How Shadow IT Can Help CIOs Minimize Costs
Smart CIOs can use shadow IT as a way to pioneer digital initiatives without making compromises to their IT budget, suggests Gartner. Shadow IT is a term often used to describe IT systems and IT solutions built and used inside organizations without explicit organizational approval. These are solutions used and deployed by departments other than the IT department and often seen as a threat by the CIO. Gartner suggests this presents an opportunity for the CIO to work with their management team, especially with the IT asset managers, so as to harness the digital business, while keeping costs to the minimum.
In most cases is that shadow IT gets into the way of IT budget where CIOs and their management teams can struggle to pay off life cycle technology debts left by failed or superseded digital technology initiatives, believes Stewart Buchanan, research director at Gartner. “IT asset managers must help CIOs select the most sustainable digital business initiatives, which will attract enough funding to cover their full contract or asset life cycle costs,” he says.
To help IT asset managers best manage these challenges, Gartner has developed a three-stage IT asset management engagement plan for digital business.
Stage 1. Establish an early role in digital business initiatives to ensure that all the costs of scaling successful projects can be covered
Acting in an advisory role on every technology procurement and risk management assessment will make CIOs far more influential than running a few digital business initiatives at their own financial risk.

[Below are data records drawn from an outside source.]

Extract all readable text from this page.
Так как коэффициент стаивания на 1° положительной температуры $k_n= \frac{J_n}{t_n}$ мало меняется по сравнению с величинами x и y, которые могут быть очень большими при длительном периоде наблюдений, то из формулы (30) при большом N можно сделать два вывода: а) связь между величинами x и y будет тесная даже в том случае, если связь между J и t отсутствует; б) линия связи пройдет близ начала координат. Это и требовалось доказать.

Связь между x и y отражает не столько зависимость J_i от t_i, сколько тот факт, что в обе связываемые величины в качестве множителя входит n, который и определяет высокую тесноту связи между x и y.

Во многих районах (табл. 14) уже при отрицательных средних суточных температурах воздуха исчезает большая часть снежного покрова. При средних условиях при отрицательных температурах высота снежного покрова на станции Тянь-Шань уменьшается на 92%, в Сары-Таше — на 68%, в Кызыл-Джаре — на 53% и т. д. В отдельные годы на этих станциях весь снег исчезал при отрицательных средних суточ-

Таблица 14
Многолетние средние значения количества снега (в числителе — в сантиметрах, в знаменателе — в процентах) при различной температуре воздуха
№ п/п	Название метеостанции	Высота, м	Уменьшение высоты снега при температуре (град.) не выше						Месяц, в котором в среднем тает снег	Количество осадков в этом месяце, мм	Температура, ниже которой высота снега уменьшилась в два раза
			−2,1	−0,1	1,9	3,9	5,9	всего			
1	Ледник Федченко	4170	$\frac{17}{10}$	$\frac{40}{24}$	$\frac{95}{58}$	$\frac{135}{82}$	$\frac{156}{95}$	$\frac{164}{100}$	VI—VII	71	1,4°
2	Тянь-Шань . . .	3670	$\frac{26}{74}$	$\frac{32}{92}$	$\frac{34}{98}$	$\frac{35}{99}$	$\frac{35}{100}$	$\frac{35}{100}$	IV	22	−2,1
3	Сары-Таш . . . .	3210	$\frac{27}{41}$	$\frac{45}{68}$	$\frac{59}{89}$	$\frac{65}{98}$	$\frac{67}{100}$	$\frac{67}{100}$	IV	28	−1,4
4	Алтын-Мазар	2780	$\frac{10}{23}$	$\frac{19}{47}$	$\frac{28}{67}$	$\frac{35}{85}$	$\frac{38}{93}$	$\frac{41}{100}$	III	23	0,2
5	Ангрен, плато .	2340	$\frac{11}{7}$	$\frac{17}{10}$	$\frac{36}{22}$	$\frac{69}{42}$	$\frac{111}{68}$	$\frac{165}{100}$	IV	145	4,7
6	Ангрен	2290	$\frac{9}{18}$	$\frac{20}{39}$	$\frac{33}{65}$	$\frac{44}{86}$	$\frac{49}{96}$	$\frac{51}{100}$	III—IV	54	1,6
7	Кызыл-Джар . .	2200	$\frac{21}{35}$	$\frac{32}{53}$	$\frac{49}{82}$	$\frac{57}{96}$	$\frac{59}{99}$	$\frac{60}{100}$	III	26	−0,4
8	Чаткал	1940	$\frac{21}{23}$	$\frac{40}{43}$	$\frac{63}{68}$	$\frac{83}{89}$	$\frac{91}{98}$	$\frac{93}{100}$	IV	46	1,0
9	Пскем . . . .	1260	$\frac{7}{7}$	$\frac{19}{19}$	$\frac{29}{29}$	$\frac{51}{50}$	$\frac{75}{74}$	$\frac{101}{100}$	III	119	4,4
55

They should aim to become digital risk mitigators, leading a team that everyone in the business wants to consult for help and advice on digital business initiatives. IT asset managers must help business leaders learn from their mistakes, even if the business initiatives prove successful.
Stage 2. Manage life-cycles to ensure that digital business costs are funded beyond the initial investment
Despite being expected to promote digital technology by business users, experienced IT managers are selective because they have a more realistic understanding of the long-term costs, risks and benefits of technology. Whether acting as an internal service provider or a broker for external providers, the CIO could be reluctant to buy more technology than they can sell on to business users in return for budget. In such a scenario IT asset managers can help their CIO select digital business initiatives that will attract enough funding to cover their full contract or asset life cycle costs.
Stage 3. Share financial risks with business sponsors and external providers to ensure they are committed to paying
CIOs need to develop new funding methods before they can hope to access the digital technology elements in every business budget. IT spending on digital technology is at risk because business users are often better negotiators than the IT service managers who depend on them for funding. Direct engagement with suppliers ensures that the business sponsors behind each digital technology initiative will cover their costs. IT asset managers understand where long-term business costs are being created, costs that cannot be covered by short-term cost recovery.
CIOs should determine how best to share these costs with the business by identifying who should ‘own’ the IT organization’s assets. A common strategy is to encourage lines of business to run pilots and experiment with digital innovation, ready for the CIO to scale and industrialise them when they prove suitable for longer-term adoption. As a result, CIOs can control and manage these services without ever taking ownership of their contracts or assets.